Whilst there are currently no self-driving vehicles authorised for use in Great Britain, with technology rapidly developing it is anticipated that the first vehicles approved for self-driving could be ready for use later this year. A list will be produced by the Secretary of State for Transport of such vehicles in due course.

The Government intends to develop a legal framework for self-driving vehicles and the Department for Transport will work with industry regulators and safety organisations to ensure drivers can access information to assist them to use such vehicles safely.

A self-driving vehicle may also contain driver assist features, such as lane tracking, cruise control or automatic start-stop, however such features will not constitute self-driving. Assisted driving features can perform some of the driving however the driver must be responsible for driving at all times, which is the important distinction from self-driving vehicles.

A self-driving vehicle’s ability to drive itself may be limited to certain situations or parts of a journey. Various factors may impact upon this such as type of road, time of day, weather, location and speed.

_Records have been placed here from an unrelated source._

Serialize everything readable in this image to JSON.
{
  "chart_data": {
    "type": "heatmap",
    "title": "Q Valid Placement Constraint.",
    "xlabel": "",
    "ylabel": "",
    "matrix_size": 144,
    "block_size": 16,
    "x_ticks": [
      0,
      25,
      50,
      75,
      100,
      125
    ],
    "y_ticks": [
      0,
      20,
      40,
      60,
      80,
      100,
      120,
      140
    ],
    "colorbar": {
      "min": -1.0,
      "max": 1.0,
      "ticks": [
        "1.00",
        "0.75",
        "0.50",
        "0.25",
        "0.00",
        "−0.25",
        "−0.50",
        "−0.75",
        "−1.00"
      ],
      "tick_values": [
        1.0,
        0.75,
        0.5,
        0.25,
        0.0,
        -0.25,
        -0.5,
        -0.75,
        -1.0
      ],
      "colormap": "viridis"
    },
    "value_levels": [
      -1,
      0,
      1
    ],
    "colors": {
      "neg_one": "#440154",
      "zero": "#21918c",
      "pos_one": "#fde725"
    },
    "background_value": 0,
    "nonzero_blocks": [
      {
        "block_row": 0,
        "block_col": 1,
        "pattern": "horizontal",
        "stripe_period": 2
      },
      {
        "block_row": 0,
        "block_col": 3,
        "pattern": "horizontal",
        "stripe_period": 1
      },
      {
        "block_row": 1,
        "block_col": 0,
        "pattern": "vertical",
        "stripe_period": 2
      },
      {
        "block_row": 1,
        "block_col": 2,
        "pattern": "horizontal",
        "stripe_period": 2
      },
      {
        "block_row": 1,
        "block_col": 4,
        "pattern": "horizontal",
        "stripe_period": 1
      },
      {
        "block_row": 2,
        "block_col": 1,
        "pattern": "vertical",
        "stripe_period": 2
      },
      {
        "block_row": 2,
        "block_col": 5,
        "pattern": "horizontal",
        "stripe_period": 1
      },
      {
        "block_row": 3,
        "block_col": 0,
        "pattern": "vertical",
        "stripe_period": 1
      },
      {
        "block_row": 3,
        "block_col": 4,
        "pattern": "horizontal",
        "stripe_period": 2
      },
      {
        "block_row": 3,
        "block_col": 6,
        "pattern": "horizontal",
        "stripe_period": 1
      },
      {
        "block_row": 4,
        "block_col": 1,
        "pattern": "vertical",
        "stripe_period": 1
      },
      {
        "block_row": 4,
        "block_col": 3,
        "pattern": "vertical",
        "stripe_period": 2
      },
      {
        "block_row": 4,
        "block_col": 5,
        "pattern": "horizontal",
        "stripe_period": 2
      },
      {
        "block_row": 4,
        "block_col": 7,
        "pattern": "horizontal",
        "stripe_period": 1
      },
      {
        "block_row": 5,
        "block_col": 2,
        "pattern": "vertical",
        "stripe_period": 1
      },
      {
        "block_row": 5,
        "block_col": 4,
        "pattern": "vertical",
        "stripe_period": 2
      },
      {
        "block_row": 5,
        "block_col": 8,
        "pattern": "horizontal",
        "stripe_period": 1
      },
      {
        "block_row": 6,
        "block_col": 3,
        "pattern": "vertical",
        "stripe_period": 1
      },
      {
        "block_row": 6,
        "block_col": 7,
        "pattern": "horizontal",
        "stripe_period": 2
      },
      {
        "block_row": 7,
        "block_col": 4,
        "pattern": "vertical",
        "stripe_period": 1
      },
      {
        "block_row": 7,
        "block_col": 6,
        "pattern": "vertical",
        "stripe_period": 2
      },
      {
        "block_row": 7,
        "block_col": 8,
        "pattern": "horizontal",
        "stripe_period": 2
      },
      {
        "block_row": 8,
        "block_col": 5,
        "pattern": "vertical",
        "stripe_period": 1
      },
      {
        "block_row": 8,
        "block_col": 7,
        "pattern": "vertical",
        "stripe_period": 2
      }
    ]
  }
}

The driver will need to follow the manufacturer’s instructions regarding how and when to use the self-driving function safely. It is anticipated that the introduction of this technology is likely to begin with vehicles travelling at slow speeds on motorways, such as in congested traffic.

When a vehicle is self-driving, the driver will not be responsible for how the vehicle drives and will be free to turn their attention away from the road and view content on built in “infotainment apparatus”, if available. However the driver must be fit to drive which includes remaining awake, in the driver’s seat, not under the influence of alcohol/drugs and not using a mobile phone or similar hand-held device. If a self-driving vehicle needs to hand back control to the driver, it will give them sufficient warning to do so safely. The driver must always be ready to assume control when prompted to do so.

It is suggested that the development of such vehicles could create 38,000 highly skilled jobs within Britain’s industry that could be worth £41.7 billion by 2035 and Transport Minister, Trudy Harrison, said “This is a major milestone in our safe introduction of self-driving vehicles, which will revolutionise the way we travel, making our future journeys greener, safer and more reliable”.

It is anticipated that these proposed changes to the Highway Code will come before Parliament this summer and could come into force shortly afterwards depending upon whether any objections are raised. It remains to be seen when the first self-driving vehicles are ready for use however it is clear that this will be a developing area in the future and will significantly impact upon liability issues arising from road traffic collisions.